Com exceção do fato de eu ter passado quase duas horas ouvindo rádio dentro do carro no estacionamento da empresa, o resto dia transcorreu normal, Respondi a e-mails, ri das piadas do Flávio na hora do café, reclamei da organização do arquivo de projetos, participei de uma reunião chatíssima sobre a reforma da fachada do prédio da praça da liberdade, fui almoçar com as meninas da contabilidade, passei quase um hora discutindo sobre fascismo no facebook, imprimi três ofícios para protocolar um projeto junto a prefeitura, validei uma planta no autocad. Por um momento, até tinha me esquecido dos acontecimentos do início do dia.
Na saída do trabalho, dei carona para dois estagiários que iam para uma palestra na universidade perto da minha casa. Isso me distraiu. Quando eles desceram, o problema caiu como uma bomba sobre a minha cabeça: o que quer que houvesse de errado estava na casa e não comigo. Será que… me censurei de novo, afinal de contas, fantasmas não existem.

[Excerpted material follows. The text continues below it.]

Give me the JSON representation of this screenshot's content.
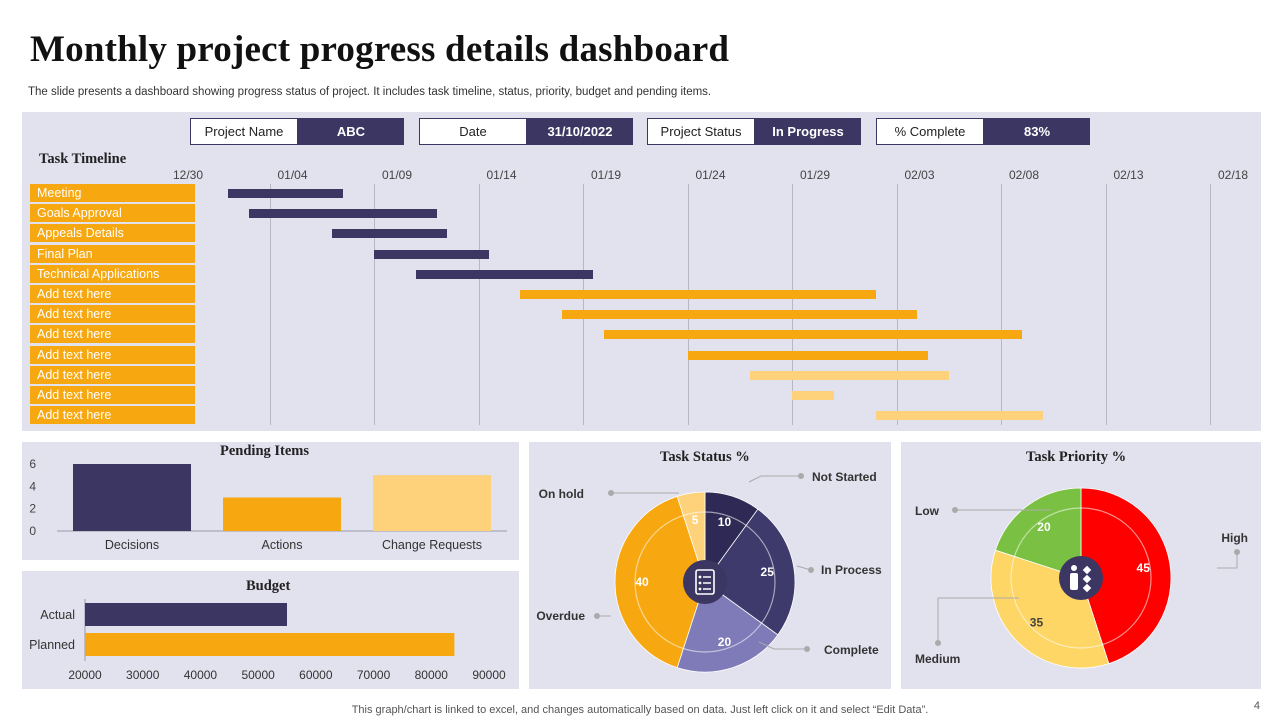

Subi os três lances de escadas até o meu apartamento com receio. Ia em zigue-zague pelos degraus, como uma criança enrolando para chegar em casa porque sabe que vai ser castigada. Quando eu me aproximei da minha porta ouvi os gatos miarem, o que me fez entrar em pânico. Algo teria acontecido com eles? No desespero me atrapalhei com a tetra chave, o que fez os gatos apenas miarem mais alto. Abri a porta e eles se enfiaram atrás das minhas pernas em pânico. Peguei os dois no colo, não pareciam machucados. A medida que eles se acalmaram eu pude perceber que os miados estavam abafando um outro som. Um som seco, horrendo, como duas coisas sólidas batendo uma contra a outra. Agarrada a Tufão e com Belize equilibrada sobre meus ombros, eu segui o ruído. Vinha do quarto, não de debaixo da cama, ou dos armários. O som vinha de trás das cortinas. Tufão se agitou quando eu me aproximei da janela e decidi por ele e Belize no chão. Contei até três e puxei a cortina…
Ele gritou e eu gritei também. Não apenas gritei como cai sobre a cama e continuei correndo como se o horror provocado por aquela criatura fosse uma gosma que cobriria o meu corpo quanto mais tempo eu permanecesse ali. Apanhei os gatos, minha bolsa, e sentei do lado de fora do apartamento. Nisso, restam algumas perguntas:
1 – Como um guaxinim conseguiu entrar num apartamento no centro da cidade?
2 – Quanto tempo o resgate de animais vai demorar para chegar?